Я смотрел в его глаза, потому что боялся видеть, как сердце сита ложится в мою грудь, не желал знать, отчего вернулось свободное дыхание и почему боль опять стала нестерпимой… я боялся отпустить его взгляд.

И лишь когда зеленые глаза Лори распахнулись черной бездонной пропастью — я упал туда, ни о чем больше не думая.

 



 

18.

 

В небе еще полоскались цветные ленты заката, а лес уже наполнили сумеречные тени. Вечерняя роса напитала одежду, холодила тело, где-то далеко опять плакала кукушка. Я приподнялся на локтях и сел. Тело ныло как после непосильной работы, а в душе была пустота. Сколько длилось мое забытье? Я не помнил. Что делать дальше — не знал. Растерянность и отчаяние было всем, что я тогда чувствовал.

— Ничего, человечек. У вас говорят — время лечит. Ты жив, это главное.

Я оглянулся на голос. Воин Пущи вышел на поляну из тени ближайших деревьев: черная накидка из волчьей шкуры, зеленая рубаха до колен, меч у бедра и лук за спиной, густая грива цвета осеннего черноклена. Но все равно Ареийю трудно было узнать: ощущение власти и могущества было сильнее прежнего, а вот ненависть исчезла. И вместе с ней исчез мой страх, осталась только робость да еще смутное для меня чувство общего горя, объединяющей нас невосполнимой потери.

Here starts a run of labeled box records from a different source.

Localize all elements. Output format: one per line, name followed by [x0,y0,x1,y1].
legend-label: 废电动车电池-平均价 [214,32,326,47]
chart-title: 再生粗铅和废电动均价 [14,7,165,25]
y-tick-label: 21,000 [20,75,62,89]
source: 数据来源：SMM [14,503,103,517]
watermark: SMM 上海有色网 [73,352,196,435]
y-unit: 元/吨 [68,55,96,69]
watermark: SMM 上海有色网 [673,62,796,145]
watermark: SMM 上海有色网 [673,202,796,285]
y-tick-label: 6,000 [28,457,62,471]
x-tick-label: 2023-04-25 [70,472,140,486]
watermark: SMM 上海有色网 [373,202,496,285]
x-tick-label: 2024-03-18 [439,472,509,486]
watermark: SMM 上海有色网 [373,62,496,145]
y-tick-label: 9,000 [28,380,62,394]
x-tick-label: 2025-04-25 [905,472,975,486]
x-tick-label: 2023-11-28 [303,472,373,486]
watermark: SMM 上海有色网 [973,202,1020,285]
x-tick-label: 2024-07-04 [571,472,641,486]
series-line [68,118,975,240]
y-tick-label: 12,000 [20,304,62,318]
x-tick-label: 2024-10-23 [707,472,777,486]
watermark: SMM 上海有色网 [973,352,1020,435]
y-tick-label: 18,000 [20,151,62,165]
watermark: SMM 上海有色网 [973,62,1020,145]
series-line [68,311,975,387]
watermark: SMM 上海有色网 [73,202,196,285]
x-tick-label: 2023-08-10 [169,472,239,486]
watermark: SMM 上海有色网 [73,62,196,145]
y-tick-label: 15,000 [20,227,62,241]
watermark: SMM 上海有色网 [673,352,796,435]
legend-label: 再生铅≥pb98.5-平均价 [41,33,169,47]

Он подошел и опустился рядом на траву, сорвал цветок клевера, прикусил стебель, задумчиво улыбнулся — длинные клыки придавили нижнюю губу. Вдруг стало очевидно, насколько он молод: гроза Синедола казался едва ли старше меня самого. Я осмелился спросить:

— Айлоримиелл… где он? Как это было?

— Он — здесь. Разве ты не узнаешь место?

В самом деле: та же поляна, тот же старый кедр — вот он. Только трава высока и сочна, и нигде нет следов той жуткой ночи. Пальцы коснулись корявого ствола — сердце бухнуло, на миг остановилось.

Его сердце…

Я невольно схватился за грудь и ощутил болезненный еще рубец. Значит все правда: мое сердце стекло в корни колдовского цветка, а в моей груди сейчас бьется сердце сита. «Отец мой Небесный, всеблагой и всепрощающий, будь милостив, — с детства привычные слова молитвы пришли сами, — не оставь дитя свое грешное, прости…»

— Он простит, — отозвался сит, — нет такого бога, который не благословит то, что вы сделали.

— Всевышнему не угодно колдовство, каким бы оно ни было.